Éléonore Caroit, ministre déléguée auprès du ministre de l’Europe et des Affaires étrangères, chargée de la Francophonie, des Partenariats internationaux et des Français de l’étranger, séjourne à Kinshasa, où elle a été reçue le lundi 2 février 2026 par son homologue congolais, le ministre délégué auprès du ministre des Affaires étrangères et de la Coopération internationale, chargé de la Francophonie et de la Diaspora, M. Crispin Mbadu. Au menu des échanges figuraient les relations bilatérales entre les deux pays ainsi que les questions liées à la Francophonie.
Cette visite à Kinshasa intervient dans un contexte où la RDC a annoncé la présentation prochaine de sa candidature au poste de secrétaire général de l’Organisation internationale de la Francophonie, justifiant cette démarche par sa volonté d’assumer pleinement son leadership au sein de cette organisation. La ministre française indique que son pays est ouvert à toutes les candidatures et promet de suivre tout le processus, reconnaissant la légitimité ou le droit de la RDC à vouloir jouer un rôle de premier plan au sein de l’OIF.

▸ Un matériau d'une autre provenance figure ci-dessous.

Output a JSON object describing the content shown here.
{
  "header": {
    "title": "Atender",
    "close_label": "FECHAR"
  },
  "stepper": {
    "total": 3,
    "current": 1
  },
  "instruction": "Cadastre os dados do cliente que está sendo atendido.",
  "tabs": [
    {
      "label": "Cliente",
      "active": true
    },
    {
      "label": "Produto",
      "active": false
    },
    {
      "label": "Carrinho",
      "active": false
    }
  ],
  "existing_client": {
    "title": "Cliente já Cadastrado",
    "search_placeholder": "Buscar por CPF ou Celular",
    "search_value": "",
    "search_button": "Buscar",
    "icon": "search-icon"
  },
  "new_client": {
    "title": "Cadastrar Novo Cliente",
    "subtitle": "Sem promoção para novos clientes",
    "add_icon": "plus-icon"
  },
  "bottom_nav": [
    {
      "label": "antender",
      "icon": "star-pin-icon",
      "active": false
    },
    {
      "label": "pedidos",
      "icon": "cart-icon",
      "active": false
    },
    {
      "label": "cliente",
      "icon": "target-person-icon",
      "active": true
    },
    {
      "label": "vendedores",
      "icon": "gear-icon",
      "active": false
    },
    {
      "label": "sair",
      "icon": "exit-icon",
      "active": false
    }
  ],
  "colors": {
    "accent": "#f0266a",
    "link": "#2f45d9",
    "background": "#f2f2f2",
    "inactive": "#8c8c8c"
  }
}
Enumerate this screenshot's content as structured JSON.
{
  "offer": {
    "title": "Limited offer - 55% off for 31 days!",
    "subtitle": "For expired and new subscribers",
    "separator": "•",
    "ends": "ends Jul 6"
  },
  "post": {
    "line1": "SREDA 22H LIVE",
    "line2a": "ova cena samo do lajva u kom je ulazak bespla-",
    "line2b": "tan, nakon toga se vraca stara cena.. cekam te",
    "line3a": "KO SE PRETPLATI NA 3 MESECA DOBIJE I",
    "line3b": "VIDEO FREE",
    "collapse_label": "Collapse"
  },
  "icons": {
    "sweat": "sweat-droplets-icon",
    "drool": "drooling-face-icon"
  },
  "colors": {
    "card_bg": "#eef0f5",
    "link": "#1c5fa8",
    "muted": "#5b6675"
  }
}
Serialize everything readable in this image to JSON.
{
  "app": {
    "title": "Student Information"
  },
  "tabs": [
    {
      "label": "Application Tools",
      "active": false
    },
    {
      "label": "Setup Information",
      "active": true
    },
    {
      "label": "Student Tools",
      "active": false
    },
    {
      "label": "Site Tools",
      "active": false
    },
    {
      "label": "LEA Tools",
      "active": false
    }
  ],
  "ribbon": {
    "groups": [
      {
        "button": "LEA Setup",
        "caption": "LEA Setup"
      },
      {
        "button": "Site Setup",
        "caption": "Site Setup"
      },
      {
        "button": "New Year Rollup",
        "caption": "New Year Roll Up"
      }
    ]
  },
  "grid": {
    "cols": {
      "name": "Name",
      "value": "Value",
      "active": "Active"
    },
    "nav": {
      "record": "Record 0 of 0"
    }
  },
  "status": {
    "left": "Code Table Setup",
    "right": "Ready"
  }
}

"La francophonie est un processus, une élection. Ce ne sont pas des pays qui se présentent, mais des candidats. La France, à ce stade, est ouverte évidemment à toutes les candidatures, les candidatures qui peuvent se faire, si je ne me trompe pas, jusqu’au 15 mai. Nous serons évidemment très attentifs à ce processus”, a déclaré à la presse, Éléonore Caroit tout en précisant:
“L’important pour nous, c’est que la RDC joue pleinement son rôle au sein de la francophonie. Encore une fois, nous avons beaucoup de choses à faire pour promouvoir la langue française et les valeurs qui nous unissent. Nous savons que la RDC est très attachée au multilatéralisme. Nous avons d’ailleurs discuté des résolutions au sein des Nations Unies et de l’avancée de votre place en tant que membre du Conseil de sécurité des Nations Unies pour deux ans. L’OIF est aussi une institution très importante, et nous espérons que la RDC pourra y jouer aussi son rôle".

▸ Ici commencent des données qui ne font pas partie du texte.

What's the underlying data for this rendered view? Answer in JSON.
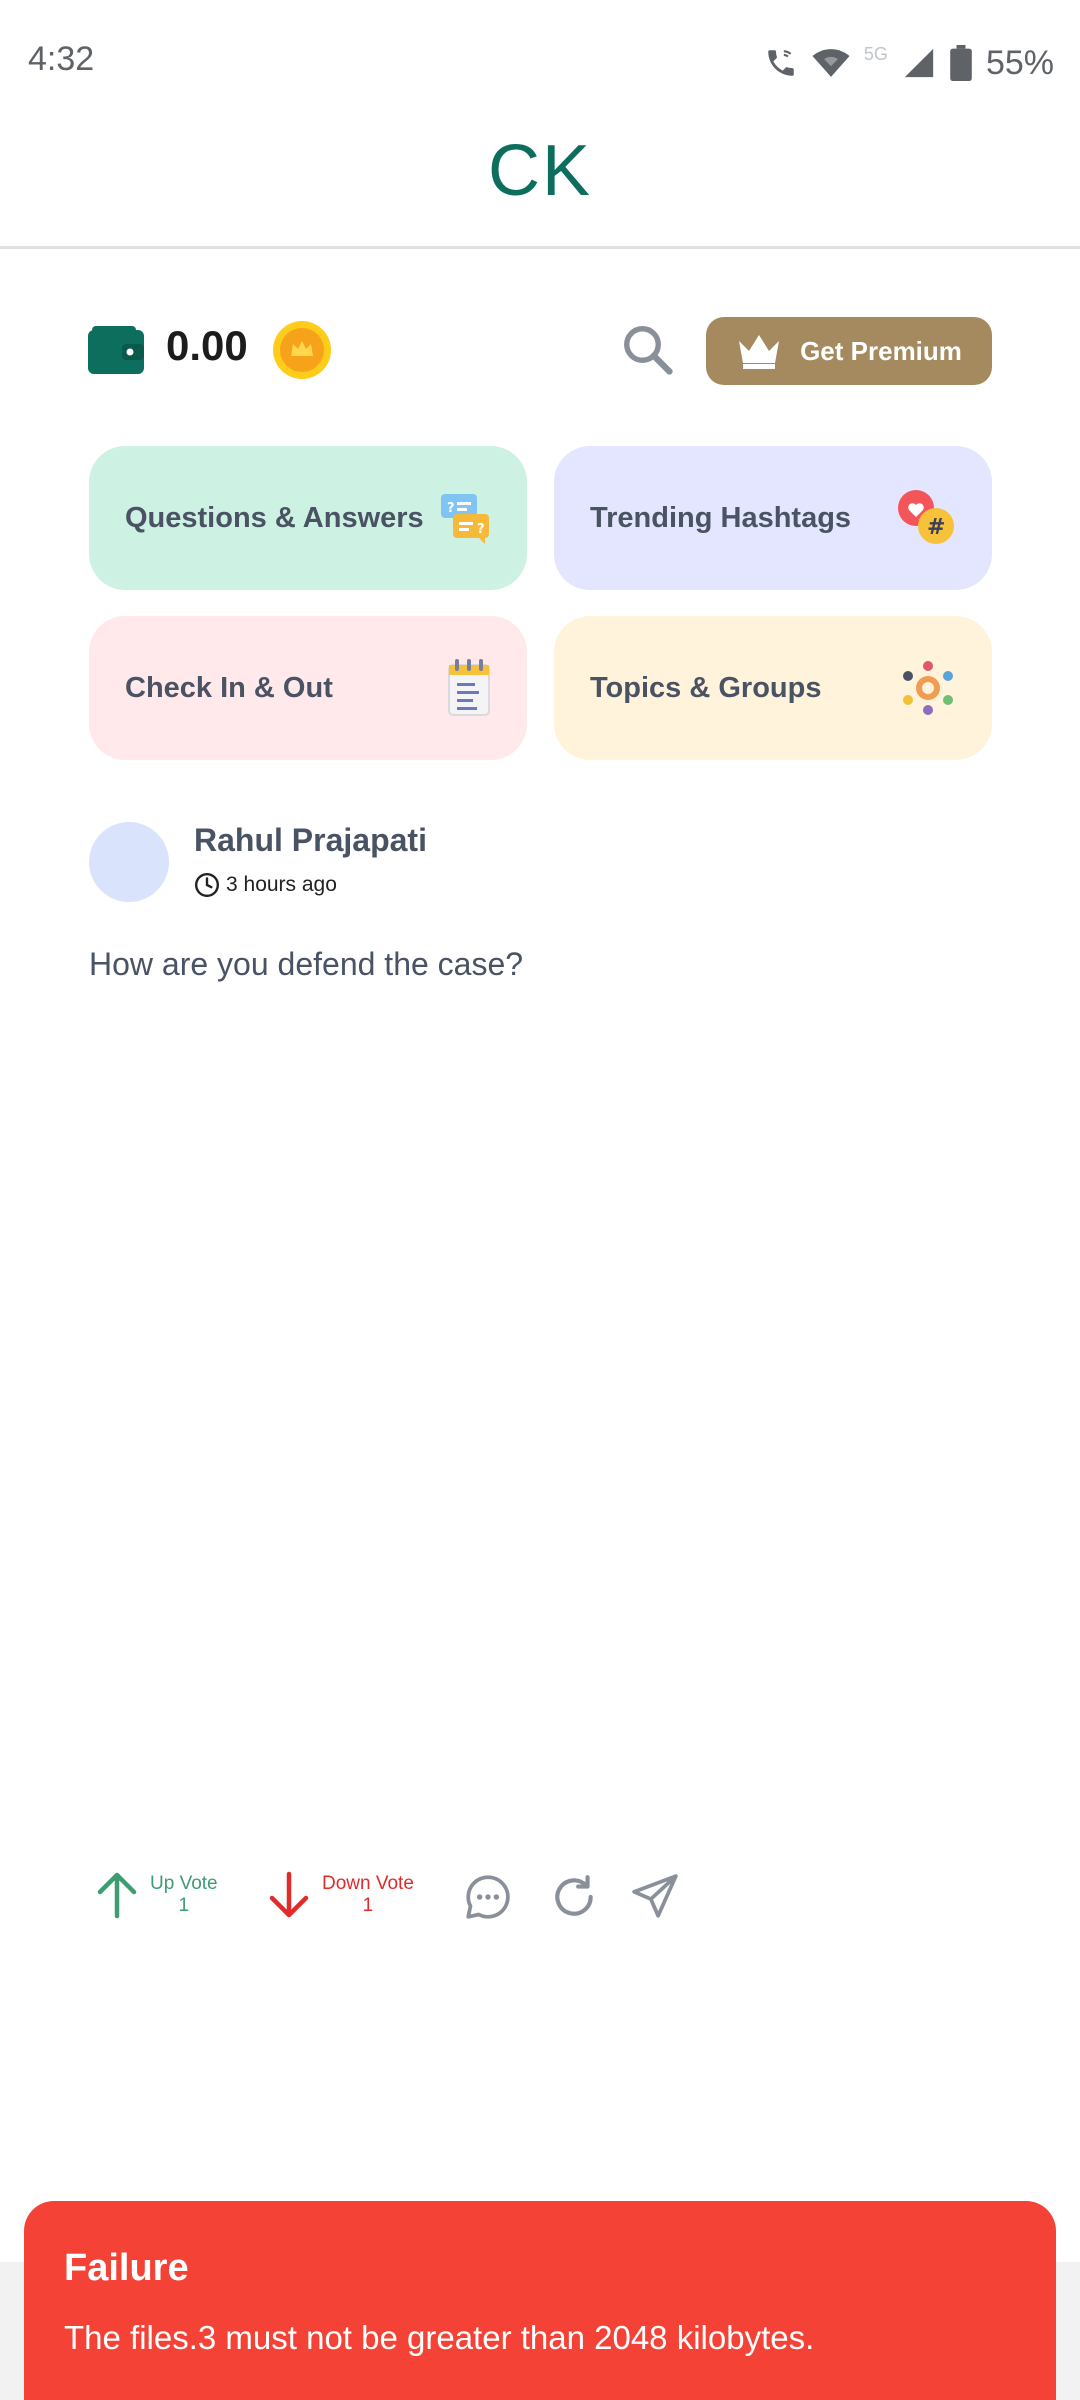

Grâce à sa jeunesse dynamique et à son poids démographique, cette officielle française a reconnu que l’avenir de l’OIF se joue aussi en République démocratique du Congo, d’où la nécessité, selon elle, d’accompagner les jeunesses africaines, en particulier celle de la RDC, et d’encourager la promotion de la langue française ainsi que des valeurs de la Francophonie.
"Aujourd’hui, l’Afrique, et la RDC en particulier, étant un pays immense, nous avons abordé le recensement, qui est important pour savoir combien de locuteurs de français il y a aujourd’hui en RDC, car nous n’avons pas de chiffres précis. Mais une chose est sûre : avec votre démographie et tous les locuteurs de français présents aujourd’hui, la RDC est un acteur essentiel de la francophonie. Aujourd’hui, il y a 320 millions de locuteurs de français à travers le monde. Nous estimons qu’en 2050, il y en aura environ 700 millions. Cette croissance sera essentiellement africaine. Pour nous, il est donc essentiel d’accompagner les jeunesses africaines, la jeunesse de la RDC, et d’encourager la promotion de la langue française et des valeurs de la francophonie dans ce pays partenaire et ami", à souligné la ministre française.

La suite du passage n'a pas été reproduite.